Jika orang itu memeluk agama Islam, hukum Islamlah yang berlaku baginya.
Pendapat
van den Berg di atas mendapat tentangan dari Christian Snouck Hurgronje, ia
berpendapat bahwa yang berlaku bagi orang Islam Indonesia bukanlah hukum Islam,
melainkan hukum adat. Di dalam hukum adat itu memang telah ada pengaruh Islam,
tetapi pengaruh itu baru mempunyai kekuatan hukum kalau telah benar-benar
diterima oleh hukum adat. Pendapat ini dikembangkan secara sistematis dan
ilmiah oleh Cornelis Vollenhoven dan Betrand ter Haar Bzn serta dilaksanakan
dalam praktik oleh murid-murid pengikutnya.[8]
Pendapat
Christian Snouck Hurgronje diatas banyak mendapat tentangan dari pemikir hukum
Islam di Indonesia. Menurut mereka teori tersebut mempunyai maksud-maksud politik
untuk mematahkan perlawanan bangsa Indonesia yang dijiwai oleh hukum Islam
terhadap kekuasaan kolonial. Dengan teori itu, Belanda hendak mematikan hukum
Islam dalam masyarakat yang dilaksanakan sejalan dengan pengejaran dan
pembunuhan terhadap pemuka dan ulama-ulama besar Islam seperti yang di Aceh
ketika itu.
Selain
itu, pandangan dan saran penganut teori resepsi inilah yang menyebabkan pada
tahun 1922, pemerintah Belanda membentuk sebuah komisi untuk meninjau kembali
wewenang priestraad atau raad agama di Jawa dan Madura. Sebelum
itu, pada tahun 1882 secara resmi menurut hukum ketatanegaraan Hindia Belanda
Pengadilan Agama berwenang mengadili perkara kewarisan orang-orang Islam
menurut ketentuan hukum Islam. Komisi yang diketuai oleh Betrand ter Haar Bzn
ini memberi rekomendasi kepada Gubernur Jenderal Hindia Belanda untuk meninjau
kembali wewenang Pengadilan Agama. Dengan alasan bahwa hukum kewarisan Islam
belum diterima sepenuhnya oleh hukum adat, maka dengan Staatblad Tahun 1937
Nomor 116 dicabutlah wewenang Raad Pengadilan Agama di Jawa dan Madura untuk
mengadili perkara warisan.[9]
Namun,
Pengadilan Agama tetap menyelesaikan perkara kewarisan dengan cara mengesankan.

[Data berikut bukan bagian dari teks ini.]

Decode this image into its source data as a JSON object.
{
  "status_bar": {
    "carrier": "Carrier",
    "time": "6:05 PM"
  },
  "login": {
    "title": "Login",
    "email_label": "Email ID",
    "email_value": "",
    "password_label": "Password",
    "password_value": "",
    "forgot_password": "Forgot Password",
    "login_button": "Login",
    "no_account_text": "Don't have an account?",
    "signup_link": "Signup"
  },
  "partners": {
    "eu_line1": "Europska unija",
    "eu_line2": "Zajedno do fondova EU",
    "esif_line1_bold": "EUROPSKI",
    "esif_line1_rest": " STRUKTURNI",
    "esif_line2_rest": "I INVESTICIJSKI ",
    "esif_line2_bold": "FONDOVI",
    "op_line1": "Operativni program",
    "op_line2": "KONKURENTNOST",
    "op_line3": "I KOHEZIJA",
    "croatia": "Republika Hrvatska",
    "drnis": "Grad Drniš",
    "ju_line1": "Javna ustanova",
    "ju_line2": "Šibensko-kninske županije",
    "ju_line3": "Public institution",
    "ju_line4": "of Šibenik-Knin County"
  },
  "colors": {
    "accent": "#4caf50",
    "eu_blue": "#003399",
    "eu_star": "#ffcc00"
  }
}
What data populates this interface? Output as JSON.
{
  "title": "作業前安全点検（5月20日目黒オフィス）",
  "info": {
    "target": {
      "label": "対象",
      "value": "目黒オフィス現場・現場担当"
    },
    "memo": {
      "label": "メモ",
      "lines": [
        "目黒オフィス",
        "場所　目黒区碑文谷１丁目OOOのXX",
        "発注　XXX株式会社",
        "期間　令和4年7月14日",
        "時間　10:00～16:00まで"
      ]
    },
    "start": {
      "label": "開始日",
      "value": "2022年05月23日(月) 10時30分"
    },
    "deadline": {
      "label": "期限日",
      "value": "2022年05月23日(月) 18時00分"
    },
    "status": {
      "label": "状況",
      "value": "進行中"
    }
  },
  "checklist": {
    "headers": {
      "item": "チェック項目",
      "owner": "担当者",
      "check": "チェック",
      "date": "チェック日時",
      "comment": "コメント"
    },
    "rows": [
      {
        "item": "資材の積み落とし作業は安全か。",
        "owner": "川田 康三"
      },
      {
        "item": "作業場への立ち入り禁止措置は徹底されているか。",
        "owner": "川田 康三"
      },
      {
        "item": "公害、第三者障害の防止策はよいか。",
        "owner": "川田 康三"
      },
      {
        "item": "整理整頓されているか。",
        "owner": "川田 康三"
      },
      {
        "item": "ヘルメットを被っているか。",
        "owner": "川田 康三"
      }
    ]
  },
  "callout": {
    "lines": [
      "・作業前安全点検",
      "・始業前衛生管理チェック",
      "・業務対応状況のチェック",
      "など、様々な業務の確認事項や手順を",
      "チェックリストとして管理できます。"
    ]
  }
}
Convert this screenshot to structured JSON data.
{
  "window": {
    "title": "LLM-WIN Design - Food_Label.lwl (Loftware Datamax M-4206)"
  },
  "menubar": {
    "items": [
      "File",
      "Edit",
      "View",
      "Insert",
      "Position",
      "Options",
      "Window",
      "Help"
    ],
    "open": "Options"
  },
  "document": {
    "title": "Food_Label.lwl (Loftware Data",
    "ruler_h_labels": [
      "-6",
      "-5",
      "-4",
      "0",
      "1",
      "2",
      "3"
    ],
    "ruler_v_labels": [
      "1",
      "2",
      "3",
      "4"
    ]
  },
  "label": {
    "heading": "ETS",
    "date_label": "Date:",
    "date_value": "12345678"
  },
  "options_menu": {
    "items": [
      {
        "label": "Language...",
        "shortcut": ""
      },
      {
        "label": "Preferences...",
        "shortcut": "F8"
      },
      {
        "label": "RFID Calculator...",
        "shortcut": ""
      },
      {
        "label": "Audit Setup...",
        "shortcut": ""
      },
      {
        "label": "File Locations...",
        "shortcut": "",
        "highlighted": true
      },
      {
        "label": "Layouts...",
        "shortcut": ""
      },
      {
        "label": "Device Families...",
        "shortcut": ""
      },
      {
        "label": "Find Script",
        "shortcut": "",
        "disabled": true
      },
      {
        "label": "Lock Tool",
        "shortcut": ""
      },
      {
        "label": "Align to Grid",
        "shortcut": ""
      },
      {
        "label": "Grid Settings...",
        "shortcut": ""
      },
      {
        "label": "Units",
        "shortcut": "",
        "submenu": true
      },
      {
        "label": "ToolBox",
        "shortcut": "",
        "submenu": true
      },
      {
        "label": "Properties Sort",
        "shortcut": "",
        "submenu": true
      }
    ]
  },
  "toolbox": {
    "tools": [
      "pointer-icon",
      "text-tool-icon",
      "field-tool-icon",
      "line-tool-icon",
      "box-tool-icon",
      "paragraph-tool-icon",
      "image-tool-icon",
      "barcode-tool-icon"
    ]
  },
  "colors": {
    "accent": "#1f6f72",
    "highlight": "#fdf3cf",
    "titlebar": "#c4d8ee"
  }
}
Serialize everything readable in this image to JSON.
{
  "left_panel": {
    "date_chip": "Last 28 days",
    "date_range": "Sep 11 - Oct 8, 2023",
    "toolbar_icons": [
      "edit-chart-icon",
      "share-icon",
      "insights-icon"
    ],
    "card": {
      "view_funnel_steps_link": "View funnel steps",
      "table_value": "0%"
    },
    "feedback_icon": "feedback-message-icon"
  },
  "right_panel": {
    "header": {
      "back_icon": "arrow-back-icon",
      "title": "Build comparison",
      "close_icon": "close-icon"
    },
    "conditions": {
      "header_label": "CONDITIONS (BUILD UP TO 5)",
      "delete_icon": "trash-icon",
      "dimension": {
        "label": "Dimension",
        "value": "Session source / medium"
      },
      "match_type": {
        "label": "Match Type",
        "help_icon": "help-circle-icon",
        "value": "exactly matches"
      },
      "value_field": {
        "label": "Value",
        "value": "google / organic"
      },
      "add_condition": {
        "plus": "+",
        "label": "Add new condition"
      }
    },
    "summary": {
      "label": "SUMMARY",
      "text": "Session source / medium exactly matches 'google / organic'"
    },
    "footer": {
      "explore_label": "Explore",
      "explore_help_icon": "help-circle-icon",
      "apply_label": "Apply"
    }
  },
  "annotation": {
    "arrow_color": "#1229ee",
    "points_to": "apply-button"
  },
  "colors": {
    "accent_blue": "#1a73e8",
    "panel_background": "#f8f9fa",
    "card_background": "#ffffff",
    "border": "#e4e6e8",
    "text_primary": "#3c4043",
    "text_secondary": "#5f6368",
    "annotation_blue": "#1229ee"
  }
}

Oleh karena itu kebanyakan Pengadilan Agama selalu menyisihkan satu atau dua
hari dalam seminggu hanya untuk melayani konsultasi perkara kewarisan.
Kedudukan
politik Islam pada masa pra kemerdekaan, khususnya menjelang berakhirnya masa
penjajahan, berada pada posisi yang tidak pasti. Selain dipengaruhi oleh
kepentingan kolonialisme, hal itu juga disebabkan karena dalam wilayah
Indonesia tidak ada satu pun sistem hukum yang mampu mengakomodasi pluralitas
hukum yang ada dalam masyarakat.
Sistem
hukum yang ada di Indonesia masih terpenggal-penggal yang merupakan hukum
peninggalan kerajaan-kerajaan Islam lama yang penyusunannya belum terstruktur
dengan baik. Hal ini menyebabkan hukum Islam menjadi gagap ketika harus
berhadapan dengan sistem hukum yang relatif lebih maju (Belanda) dan juga
sistem hukum adat. Belum sempurnanya transplantasi hukum adat dan politik
elektisisme dengan hukum barat (Belanda)
yang sangat kental telah membuat hukum Islam berjalan dengan tidak wajar.
Setelah
kemerdekaan Indonesia, pemimpin Islam dengan berbagai cara berupaya untuk
mengembalikan hukum Islam pada kejayaannya semula. Begitulah, menjelang
kemerdekaan Indonesia Badan Penyelidik Usaha Persiapan Kemerdekaan Indonesia
dibentuk pada tahun 1945, dan bersidang untuk merumuskan dasar negara dan
menentukan hukum dasar bagi negara Indonesia merdeka di kemudian hari. Pemimpin
Islam yang menjadi anggota badan tersebut terus berusaha menundukkan hukum
Islam dalam negara Indonesia itu kelak.[10]
Kemudian
dirumuskan Undang-Undang Dasar Republik Indonesia, yang dikenal dengan UUD 1945
mencapai persetujuan yang dicapai melalui Piagam Jakarta (22 Juni 1945). Di
dalam piagam itu dinyatakan antara lain bahwa negara ‘’Berdasarkan kepada
ketuhanan dengan kewajiban menjalankan syariat Islam bagi pemeluk-pemeluknya’’.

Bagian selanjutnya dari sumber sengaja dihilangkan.